Section 18 of the Town Planning and Development Act

  1. The relevant parts of s 18 of the TPD Act provide as follows:

    "(2)A person may make representations to the Minister if the person is aggrieved by the failure of a local government to ‑

    (a)enforce effectively the observance of a town planning scheme in force under this Act, or any of the provisions of the scheme; or

    (b)execute any works, which under the scheme or this Act, the local government is required to execute.

    (2a)The Minister may determine not to take any action in response to the representations or, if the Minister considers it appropriate to do so, the Minister may refer the representations to the State Administrative Tribunal for its report and recommendations.

    (2b)For the purpose of making a report and recommendations on a referral under subsection (2a), Pt V applies, with such modifications as may be necessary, as if the referral were an application for review.

    (2c)If after holding an inquiry or receiving a report and recommendations from the State Administrative Tribunal, the Minister is satisfied that the local government has failed -

    (a)to enforce effectively the observance of a scheme or a provision of a scheme; or

    (b)to execute any works which the local government is required under a scheme or this Act to execute,

    the Minister may order the local government to do all things necessary to enforce the observance of the scheme or provision or to execute the works."

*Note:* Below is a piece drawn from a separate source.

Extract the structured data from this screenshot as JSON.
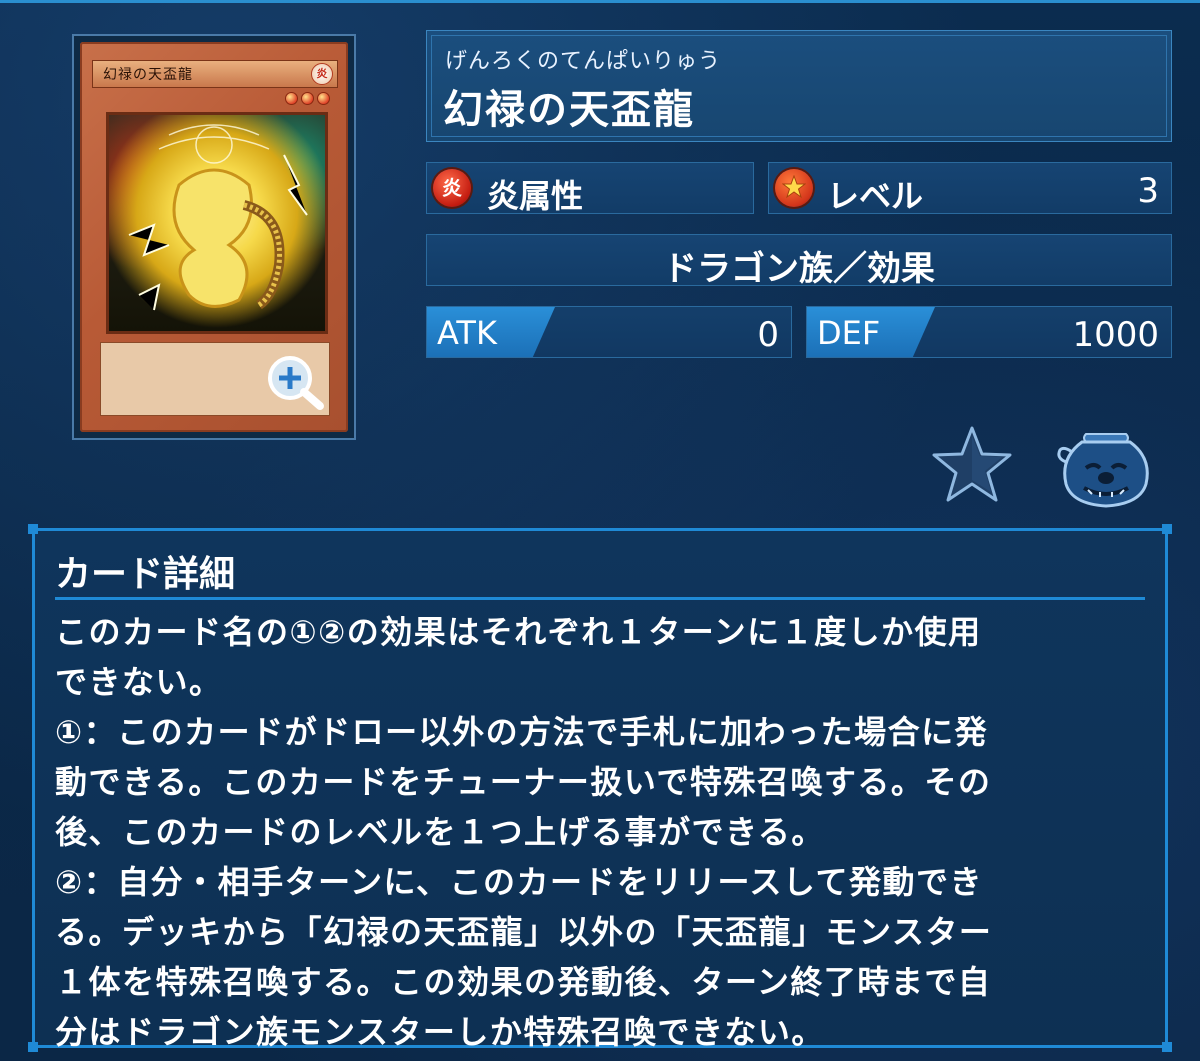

  2. These provisions were in substantially the same terms when the applicant made his representations to the Minister and the Minister referred the representations to the Town Planning Appeal Tribunal.

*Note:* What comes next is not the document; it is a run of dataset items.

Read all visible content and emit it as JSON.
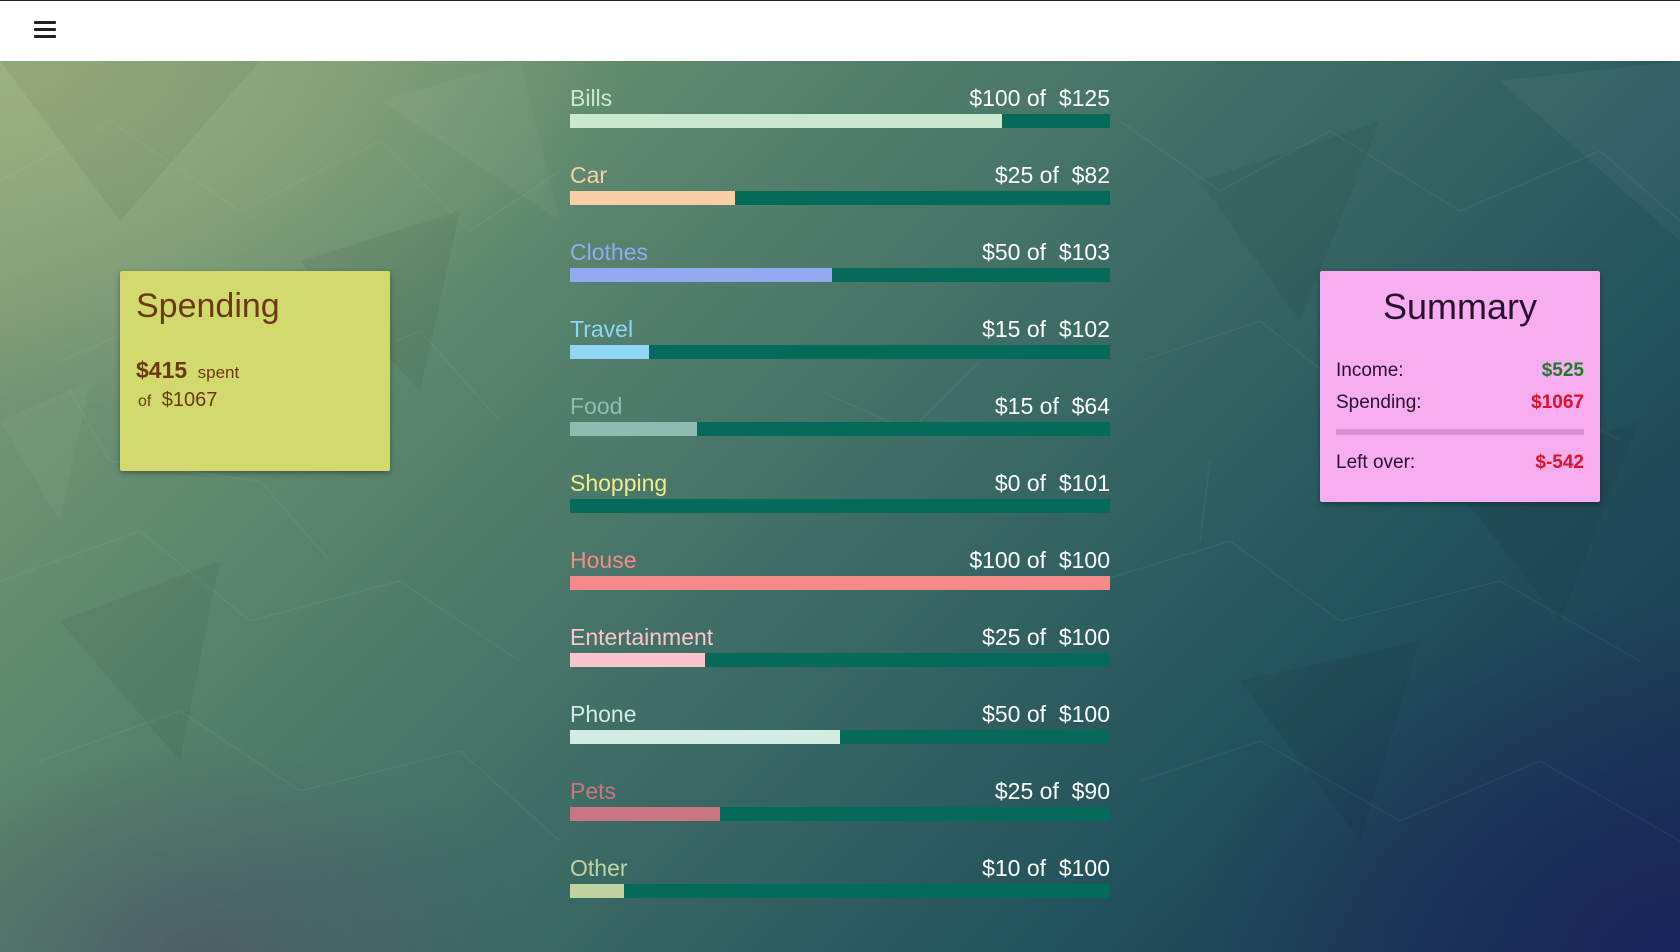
{
  "topbar": {
    "menu_icon": "hamburger-menu-icon"
  },
  "spending_card": {
    "title": "Spending",
    "amount_spent": "$415",
    "spent_word": "spent",
    "of_word": "of",
    "total": "$1067"
  },
  "summary_card": {
    "title": "Summary",
    "income_label": "Income:",
    "income_value": "$525",
    "spending_label": "Spending:",
    "spending_value": "$1067",
    "leftover_label": "Left over:",
    "leftover_value": "$-542"
  },
  "categories": [
    {
      "name": "Bills",
      "amount": "$100 of  $125",
      "spent": 100,
      "budget": 125,
      "color": "#c9e8cf"
    },
    {
      "name": "Car",
      "amount": "$25 of  $82",
      "spent": 25,
      "budget": 82,
      "color": "#f8cfa6"
    },
    {
      "name": "Clothes",
      "amount": "$50 of  $103",
      "spent": 50,
      "budget": 103,
      "color": "#93aaf0"
    },
    {
      "name": "Travel",
      "amount": "$15 of  $102",
      "spent": 15,
      "budget": 102,
      "color": "#8fd6f4"
    },
    {
      "name": "Food",
      "amount": "$15 of  $64",
      "spent": 15,
      "budget": 64,
      "color": "#8fbcb0"
    },
    {
      "name": "Shopping",
      "amount": "$0 of  $101",
      "spent": 0,
      "budget": 101,
      "color": "#f3ea8a"
    },
    {
      "name": "House",
      "amount": "$100 of  $100",
      "spent": 100,
      "budget": 100,
      "color": "#f48a8a"
    },
    {
      "name": "Entertainment",
      "amount": "$25 of  $100",
      "spent": 25,
      "budget": 100,
      "color": "#f8c6cc"
    },
    {
      "name": "Phone",
      "amount": "$50 of  $100",
      "spent": 50,
      "budget": 100,
      "color": "#d3ece3"
    },
    {
      "name": "Pets",
      "amount": "$25 of  $90",
      "spent": 25,
      "budget": 90,
      "color": "#c77682"
    },
    {
      "name": "Other",
      "amount": "$10 of  $100",
      "spent": 10,
      "budget": 100,
      "color": "#bfd3a0"
    }
  ]
}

Consideration of the application

  1. In its written submissions, the first respondent advanced two alternative arguments. First, it contended that the sole question which had been referred by the Minister to the Tribunal was that identified in the final paragraph of the Minister's letter to the applicant dated 22 December 2004, namely whether "there ha[d] been a technical breach of the building height provisions" of TPS 5, and that this "in effect ask[ed] the Tribunal to provide an advisory opinion, outside the scope of section 18(2)" of the TPD Act.

  2. At the time when this submission was formulated, the first respondent was not aware of the fact or terms of the referral letter from the Minister to the President of the Town Planning Appeal Tribunal dated 22 December 2004.  The terms of that letter make it clear that the Minister referred the whole of the representations which she had received from the applicant to the Town Planning Appeal Tribunal for report and recommendations.  Moreover, in my opinion, in her letter to the applicant of 22 December 2004, the Minister simply identified one of the fundamental elements of the applicant's representations to her, namely that the building was in breach of the height limits prescribed by TPS 5.

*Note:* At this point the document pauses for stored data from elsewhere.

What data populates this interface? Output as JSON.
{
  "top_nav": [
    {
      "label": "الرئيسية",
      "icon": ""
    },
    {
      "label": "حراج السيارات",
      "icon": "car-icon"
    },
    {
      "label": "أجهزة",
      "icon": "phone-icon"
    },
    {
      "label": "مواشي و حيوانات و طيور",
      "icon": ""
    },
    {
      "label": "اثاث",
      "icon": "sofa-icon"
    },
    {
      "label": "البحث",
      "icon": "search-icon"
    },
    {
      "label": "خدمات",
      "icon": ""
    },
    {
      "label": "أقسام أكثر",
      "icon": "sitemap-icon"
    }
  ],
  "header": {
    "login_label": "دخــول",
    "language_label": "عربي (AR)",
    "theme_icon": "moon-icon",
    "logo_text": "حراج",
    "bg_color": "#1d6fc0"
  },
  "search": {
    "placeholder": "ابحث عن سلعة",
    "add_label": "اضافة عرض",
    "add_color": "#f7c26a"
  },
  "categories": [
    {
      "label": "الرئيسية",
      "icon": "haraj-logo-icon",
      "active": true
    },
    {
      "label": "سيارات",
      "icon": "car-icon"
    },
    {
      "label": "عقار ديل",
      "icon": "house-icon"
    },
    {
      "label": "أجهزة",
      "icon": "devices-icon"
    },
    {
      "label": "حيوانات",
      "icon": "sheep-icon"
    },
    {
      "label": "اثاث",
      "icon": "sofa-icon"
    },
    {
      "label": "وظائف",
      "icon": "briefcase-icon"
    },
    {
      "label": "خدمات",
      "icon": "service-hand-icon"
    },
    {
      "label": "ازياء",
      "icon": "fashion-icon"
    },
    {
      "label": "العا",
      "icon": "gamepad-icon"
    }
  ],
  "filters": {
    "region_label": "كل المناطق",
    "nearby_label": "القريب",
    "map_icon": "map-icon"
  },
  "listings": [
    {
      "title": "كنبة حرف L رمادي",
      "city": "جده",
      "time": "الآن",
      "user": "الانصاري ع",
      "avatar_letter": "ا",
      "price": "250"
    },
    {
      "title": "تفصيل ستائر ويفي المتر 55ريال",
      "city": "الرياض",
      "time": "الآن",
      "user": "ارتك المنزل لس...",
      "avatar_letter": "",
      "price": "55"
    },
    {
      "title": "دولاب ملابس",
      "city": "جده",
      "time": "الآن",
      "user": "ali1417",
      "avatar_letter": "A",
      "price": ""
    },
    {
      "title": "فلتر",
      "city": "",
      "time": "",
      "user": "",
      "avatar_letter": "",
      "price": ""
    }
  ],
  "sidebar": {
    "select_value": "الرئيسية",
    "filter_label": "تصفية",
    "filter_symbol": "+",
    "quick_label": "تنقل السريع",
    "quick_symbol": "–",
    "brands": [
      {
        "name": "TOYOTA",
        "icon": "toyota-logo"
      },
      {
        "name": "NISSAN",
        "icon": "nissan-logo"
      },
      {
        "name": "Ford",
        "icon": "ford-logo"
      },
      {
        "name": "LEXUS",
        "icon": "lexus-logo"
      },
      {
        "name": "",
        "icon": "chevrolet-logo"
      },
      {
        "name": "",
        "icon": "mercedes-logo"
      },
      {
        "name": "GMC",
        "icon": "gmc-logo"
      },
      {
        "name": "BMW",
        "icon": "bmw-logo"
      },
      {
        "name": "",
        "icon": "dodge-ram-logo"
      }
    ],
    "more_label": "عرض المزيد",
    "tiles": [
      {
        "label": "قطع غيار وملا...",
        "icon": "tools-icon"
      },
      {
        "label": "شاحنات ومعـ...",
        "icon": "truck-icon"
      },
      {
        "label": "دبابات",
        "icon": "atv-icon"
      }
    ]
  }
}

  1. Had the Minister sought to refer only part of representations made to her under s 18(2) of the TPD Act to the Tribunal, such referral would not have been in accordance with the power conferred on her by s 18(2a) of the TPD Act. In Sara Commisso and City of Gosnells [2005] WASAT 61, the Tribunal held at [25] as follows:

    "On its proper construction, the term 'the representations' when used on two occasions in s 18(2a) of the TPD Act is a reference to the 'representations to the Minister' in s 18(2). Under the legislation, the "representations" to the Minister constitute the genesis of the process and also establish the scope of the potential referral to the Tribunal under s 18(2a) and of the Tribunal's report and recommendations following such a referral."

  2. In Sara Commisso and City of Gosnells (supra), the Tribunal determined that, in the course of a referral of representations under s 18(2a) of the TPD Act to the Town Planning Appeal Tribunal, the Minister had purported to expand upon the scope of the representations. In consequence, part of the proceedings was struck out. However, the corollary of the point in Sara Commisso and City of Gosnells is that, if the Minister has determined to refer "the representations" to the Tribunal, she cannot limit the scope of the representations and thus of the Tribunal's inquiry. In particular, if the representations which were made to the Minister comprised a number of elements, the Minister could not, under the terms of s 18(2a), choose to refer some, but not all, of the elements of the representations to the Tribunal for report and recommendations. However, the Minister could indicate to the Tribunal that she did not intend to take any action in response to an element or elements of the representations or that she did not consider that an element or elements of the representations were substantiated.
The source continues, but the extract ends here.